Shortly before his release, in early 1958, Masyumi leaders including Natsir, Sjafruddin, and Burhanuddin Harahap became involved in the Revolutionary Government of the Republic of Indonesia, a shadow government contesting the Jakarta government. Wibisono himself was not involved, and once released wanted to condemn the actions of Natsir and others, but after discussions the party and its members elected to not issue any support or denouncements. In the ensuing political shifts, the Indonesian Communist Party gained significant powers and Wibisono wanted Masyumi to work with the PNI and Christian parties in order to prevent the Communists from entering government. Wibisono was willing to give significant concessions such as increasing President Sukarno's power to do this, but he was sidelined and instead the party under the new leadership of Prawoto Mangkusasmito opted to form a united front with other Islamic parties.
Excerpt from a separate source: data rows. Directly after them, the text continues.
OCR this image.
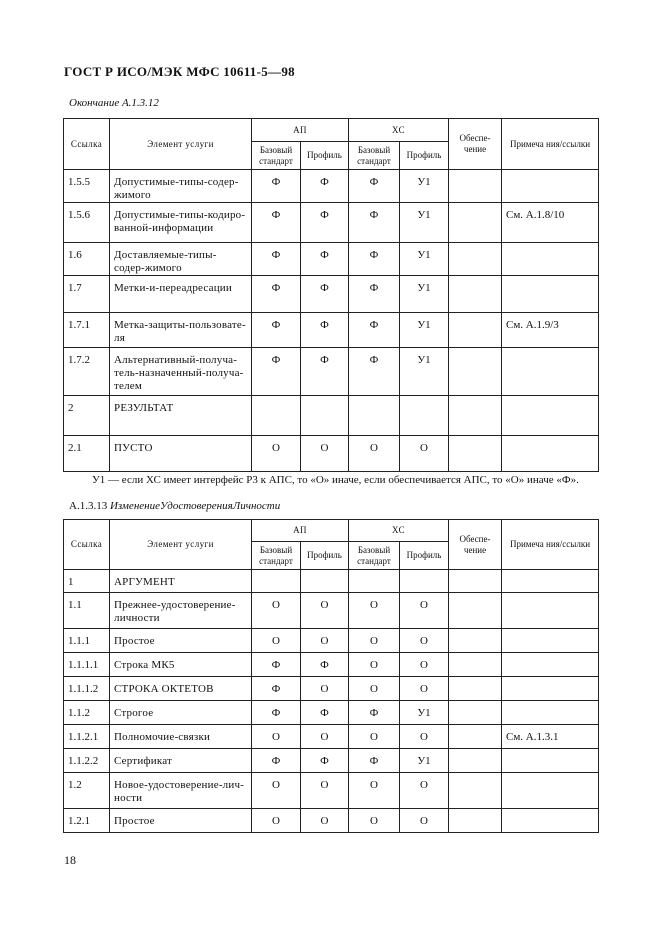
ГОСТ Р ИСО/МЭК МФС 10611-5—98
Окончание А.1.3.12
Ссылка	Элемент услуги	АП		ХС		Обеспе-чение	Примеча ния/ссылки
		Базовый стандарт	Профиль	Базовый стандарт	Профиль		
1.5.5	Допустимые-типы-содер-жимого	Ф	Ф	Ф	У1		
1.5.6	Допустимые-типы-кодиро-ванной-информации	Ф	Ф	Ф	У1		См. А.1.8/10
1.6	Доставляемые-типы-содер-жимого	Ф	Ф	Ф	У1		
1.7	Метки-и-переадресации	Ф	Ф	Ф	У1		
1.7.1	Метка-защиты-пользовате-ля	Ф	Ф	Ф	У1		См. А.1.9/3
1.7.2	Альтернативный-получа-тель-назначенный-получа-телем	Ф	Ф	Ф	У1		
2	РЕЗУЛЬТАТ						
2.1	ПУСТО	О	О	О	О		
У1 — если ХС имеет интерфейс Р3 к АПС, то «О» иначе, если обеспечивается АПС, то «О» иначе «Ф».
А.1.3.13 ИзменениеУдостоверенияЛичности
Ссылка	Элемент услуги	АП		ХС		Обеспе-чение	Примеча ния/ссылки
		Базовый стандарт	Профиль	Базовый стандарт	Профиль		
1	АРГУМЕНТ						
1.1	Прежнее-удостоверение-личности	О	О	О	О		
1.1.1	Простое	О	О	О	О		
1.1.1.1	Строка МК5	Ф	Ф	О	О		
1.1.1.2	СТРОКА ОКТЕТОВ	Ф	О	О	О		
1.1.2	Строгое	Ф	Ф	Ф	У1		
1.1.2.1	Полномочие-связки	О	О	О	О		См. А.1.3.1
1.1.2.2	Сертификат	Ф	Ф	Ф	У1		
1.2	Новое-удостоверение-лич-ности	О	О	О	О		
1.2.1	Простое	О	О	О	О		
18
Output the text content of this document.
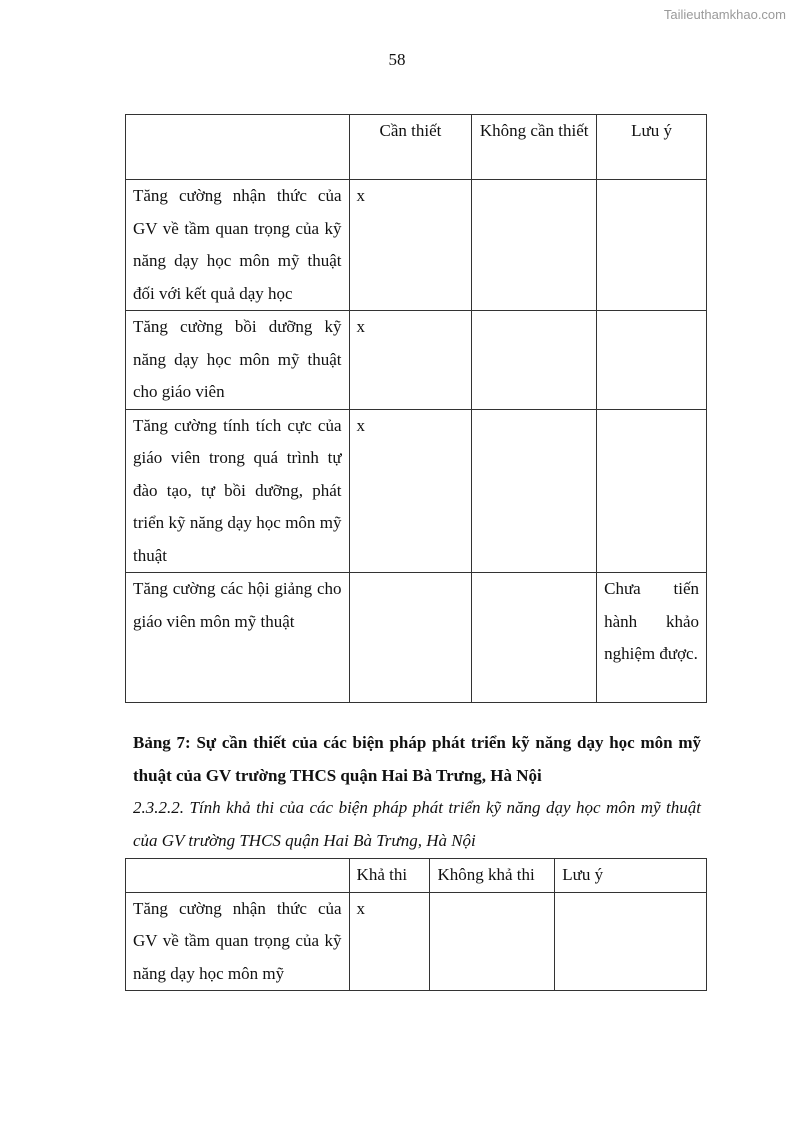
Tailieuthamkhao.com
58
	Cần thiết	Không cần thiết	Lưu ý
Tăng cường nhận thức của GV về tầm quan trọng của kỹ năng dạy học môn mỹ thuật đối với kết quả dạy học	x		
Tăng cường bồi dưỡng kỹ năng dạy học môn mỹ thuật cho giáo viên	x		
Tăng cường tính tích cực của giáo viên trong quá trình tự đào tạo, tự bồi dưỡng, phát triển kỹ năng dạy học môn mỹ thuật	x		
Tăng cường các hội giảng cho giáo viên môn mỹ thuật			Chưa tiến hành khảo nghiệm được.
Bảng 7: Sự cần thiết của các biện pháp phát triển kỹ năng dạy học môn mỹ thuật của GV trường THCS quận Hai Bà Trưng, Hà Nội
2.3.2.2. Tính khả thi của các biện pháp phát triển kỹ năng dạy học môn mỹ thuật của GV trường THCS quận Hai Bà Trưng, Hà Nội
	Khả thi	Không khả thi	Lưu ý
Tăng cường nhận thức của GV về tầm quan trọng của kỹ năng dạy học môn mỹ	x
Masyumi was eventually dissolved in 1960, and Wibisono joined the People's Representative Council of Mutual Assistance (DPR-GR) in 1960 under the umbrella of SBII, which had by then separated from Masyumi. He cut ties with nearly all Masyumi leaders except Soekiman, but Wibisono was still arrested in late 1963 or early 1964 under conspiracy charges and was imprisoned for nearly three years without trial. In mid-1966, Wibisono and other former Masyumi leaders were released from prison following the fall of Sukarno. Alongside Soekiman, Wibisono considered establishing their own political party which would be founded on Islam but which "mustn't be too religious". (Note: Original: "Tidak terlalu agamis".) However, both men decided against it after consulting with figures from the new regime. Instead, Wibisono joined the ranks of the Indonesian Islamic Union Party (PSII), (Note: Ken Ward claims that Jusuf Wibisono and Soekiman became members of the PSII in 1960, shortly after the dissolution of the Masyumi. However, Wibisono strongly contests this claim, maintaining that he joined the party in mid-1970.) but after the PSII's poor performance in the 1971 Indonesian legislative election, he opted to retire from politics. He died on 15 June 1982 at Dr. Cipto Mangunkusumo Hospital in Jakarta.